Mundane facts, taken together
Traded and shared datasets often contain many attributes. For example, data broker Experian sold Alteryx access to an anonymised dataset containing 248 attributes per household for 120 million Americans.
“While there might be a lot of people who are in their thirties, male, and living in New York City, far fewer of them were also born on January 5, are driving a red sports car, and live with two kids, both girls and one dog. There is probably one and only one,” said co-author Dr Luc Rocher.

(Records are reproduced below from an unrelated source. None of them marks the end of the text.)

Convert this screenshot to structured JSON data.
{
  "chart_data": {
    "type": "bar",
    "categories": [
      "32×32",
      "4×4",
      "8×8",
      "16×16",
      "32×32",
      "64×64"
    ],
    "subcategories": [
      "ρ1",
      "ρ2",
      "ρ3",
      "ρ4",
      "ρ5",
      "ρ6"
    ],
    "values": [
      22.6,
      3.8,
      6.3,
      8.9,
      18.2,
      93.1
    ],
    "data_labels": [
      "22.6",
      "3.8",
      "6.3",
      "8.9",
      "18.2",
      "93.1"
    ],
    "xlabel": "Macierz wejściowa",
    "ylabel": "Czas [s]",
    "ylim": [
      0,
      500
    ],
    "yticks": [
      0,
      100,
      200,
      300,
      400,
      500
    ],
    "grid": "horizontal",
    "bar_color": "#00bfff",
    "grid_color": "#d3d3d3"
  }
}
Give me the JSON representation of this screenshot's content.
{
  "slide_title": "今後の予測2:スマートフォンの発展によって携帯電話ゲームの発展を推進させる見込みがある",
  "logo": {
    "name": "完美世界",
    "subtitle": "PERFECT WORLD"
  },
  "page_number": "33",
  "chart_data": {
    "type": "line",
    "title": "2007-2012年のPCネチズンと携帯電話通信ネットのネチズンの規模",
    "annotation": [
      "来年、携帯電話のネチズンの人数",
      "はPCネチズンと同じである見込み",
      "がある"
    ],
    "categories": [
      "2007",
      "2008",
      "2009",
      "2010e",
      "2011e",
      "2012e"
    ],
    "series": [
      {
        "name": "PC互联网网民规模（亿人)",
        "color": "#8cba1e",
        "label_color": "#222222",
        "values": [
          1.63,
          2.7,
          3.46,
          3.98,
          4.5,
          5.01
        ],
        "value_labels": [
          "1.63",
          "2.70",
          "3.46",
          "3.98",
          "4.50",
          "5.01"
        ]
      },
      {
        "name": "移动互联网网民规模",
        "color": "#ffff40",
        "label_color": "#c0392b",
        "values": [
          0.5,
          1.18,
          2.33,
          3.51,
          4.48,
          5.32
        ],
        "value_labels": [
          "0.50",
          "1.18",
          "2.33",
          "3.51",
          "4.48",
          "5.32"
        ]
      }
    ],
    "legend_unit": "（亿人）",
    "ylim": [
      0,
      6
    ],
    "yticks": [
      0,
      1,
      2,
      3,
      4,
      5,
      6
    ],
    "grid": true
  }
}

There are few protections from such reidentification attempts – although the Australian federal government has previously considered criminalising the re-identification of Commonwealth datasets released as part of its open data program.
Sampling anonymised data means it is no longer subject to data protection regulations – like the EU’s General Data Protection Regulation (GDPR) and California’s Consumer Privacy Act (CCPA) – meaning it can be it can be freely used and sold to third parties like advertising companies and data brokers.
In its De-identification Guide from last year, the Office of the Australian Information Commissioner states that sampling creates “uncertainty that any particular person is even included in the dataset”.
“Companies and governments downplay the risk of re-identification by arguing that the datasets they sell are always incomplete. Our findings show this might not help,” said de Montjoye.
There are many examples of supposedly anonymous datasets being released and later re-identified.
In 2016, journalists re-identified public figures in an anonymised browsing history dataset of 3 million German citizens they acquired for free from a data broker, allowing them to discover a judge’s porn preferences and the medication used by a MP.
The same year, Melbourne University researchers were able to decrypt individual service provider ID numbers in 10 per cent sample of medical billing records released by the Australian Department of Health. This provided a potential route for Medicare service providers in the dataset to be identified.
A year later, the same researchers showed how patients could also be reidentified by linking unencrypted parts of the record with known information about the individual.
“A few mundane facts taken together often suffice to isolate an individual,” Culnane et al noted.
The Imperial College and UCLouvain researchers have called for tighter rules around anonymised data sharing.
“The goal of anonymisation is to help use data to benefit society. This is extremely important but should not and does not have to happen at the expense of people’s privacy,” said co-author Professor Julien Hendrickx.
“It is essential for anonymisation standards to be robust and account for new threats like the one demonstrated in this paper,” he added.